Monday, January 12, 2015

Meet AGENT CARTER

Article originally written for Seat42F.



MARVEL’S AGENT CARTER is Alias in the 1940s, so with a large dose of how women were treated in the first season of Mad Men. Set two years after the events of the main plot of Captain America: The First Avenger, SSR Agent Peggy Carter (Hayley Atwell) has been relegated to a desk job that wastes her talents. But when Howard Stark (Dominic Cooper) is accused of selling weapons to the nation’s enemies, he calls upon her to secretly investigate who stole his tech.

AGENT CARTER is not about the start of S.H.I.E.L.D., set prior to that organization’s founding, nor does it feature connections to Agents of S.H.I.E.L.D., at least not yet. Instead, the miniseries is its own thing, a self-contained mission seemingly designed to highlight Atwell’s talents and prove her worthiness to Stark, who certainly needs no further evidence. It’s not ground-moving to the Marvel universe, but it is enjoyable.

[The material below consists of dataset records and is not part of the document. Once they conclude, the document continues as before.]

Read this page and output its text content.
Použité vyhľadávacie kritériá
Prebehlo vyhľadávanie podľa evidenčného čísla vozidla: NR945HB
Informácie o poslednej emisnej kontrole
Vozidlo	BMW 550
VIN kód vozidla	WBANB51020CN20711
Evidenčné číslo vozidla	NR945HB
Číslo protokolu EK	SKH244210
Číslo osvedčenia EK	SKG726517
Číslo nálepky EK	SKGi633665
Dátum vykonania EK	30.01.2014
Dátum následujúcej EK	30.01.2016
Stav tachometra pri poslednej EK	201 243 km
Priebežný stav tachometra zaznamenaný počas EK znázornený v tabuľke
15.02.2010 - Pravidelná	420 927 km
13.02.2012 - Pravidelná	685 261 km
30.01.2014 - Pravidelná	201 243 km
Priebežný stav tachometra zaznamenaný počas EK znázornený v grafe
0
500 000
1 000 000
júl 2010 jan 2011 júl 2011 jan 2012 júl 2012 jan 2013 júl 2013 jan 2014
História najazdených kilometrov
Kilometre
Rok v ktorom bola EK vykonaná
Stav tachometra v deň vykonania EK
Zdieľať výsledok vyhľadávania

For those wondering about continuity, well, it works fine with Captain American, but not with the Marvel One-Shot, Agent Carter. In the One-Shot, which takes place one year after Captain America, thus one year prior to AGENT CARTER, she is rescued from obscurity by Howard to begin the organization Nick Fury will one day run. This hasn’t happened yet, and she’s still locked in the desk job, albeit with a different boss and co-workers than in that short. Toss out the One-Shot, or assume it happens at a later date, and all is well. Though, it’s a tad disappointing we don’t get to see Peggy traipsing the globe with Dum Dum Dugan and the Howling Commandos, picking up artifacts as glimpses in Agents of S.H.I.E.L.D. this fall.

Taking AGENT CARTER on its own merits, I like it. It’s a new take on the detective / cop / spy story, with Carter having to work behind her superior’s backs because they don’t trust or believe in her. She has a sort-of bumbling male sidekick, Stark’s butler, Edwin Jarvis (James D’Arcy, Those Who Kill), and when she’s not working, she has a gal pal to hang around with, waitress Angie (Lyndsy Fonseca, Nikita). There is character development when someone Peggy is close to pays the cost of Carter’s activities. Peggy’s adventures are exciting enough, and it’s fun watching her kick butt and brilliantly outsmart the villains, including Spider Raymond (Andre Royo, The Wire), Leet Brannis (James Frain, Grimm), and Miles Van Ert (James Urbaniak, The Venture Bros.).

AGENT CARTER is feminism in action without pounding you over the head with it. Sure, Peggy’s boss, Roger Dooley (Shea Whigham, Boardwalk Empire), has no confidence in her, nor do co-workers golden boy Jack Thompson (Chad Michael Murray, One Tree Hill) and bumbling Ray Krzeminski (Kyle Bornheimer, Perfect Couples). But Stark and Jarvis have plenty of faith in her, and her peer, Daniel Sousa (Enver Gjokaj, Dollhouse), respects her, too. So how people regard Peggy is more about them as individuals than the time as a whole.

Where the show gets most preachy is when we hear the Captain American radio plays, which paint Peggy as a damsel in distress that the hero must rescue. Of course, at one point this is interspersed with her beating the heck out of a baddie, so it’s more laughable bit than social commentary.

AGENT CARTER feels fresh, and it feels new. I think making it a period piece sets it apart from other network fare, and while the structure of show isn’t wholly original, making it one big story instead of cases-of-the-week keeps it compelling. I do wish it had been set in the early days of S.H.I.E.L.D., thus adding to the franchise as a whole, but it’s still a fun piece without that, and I look forward to seeing where the plot is going over the next six weeks. And maybe season two will satisfy that other want?

AGENT CARTER airs Tuesdays at 9 p.m. ET on ABC.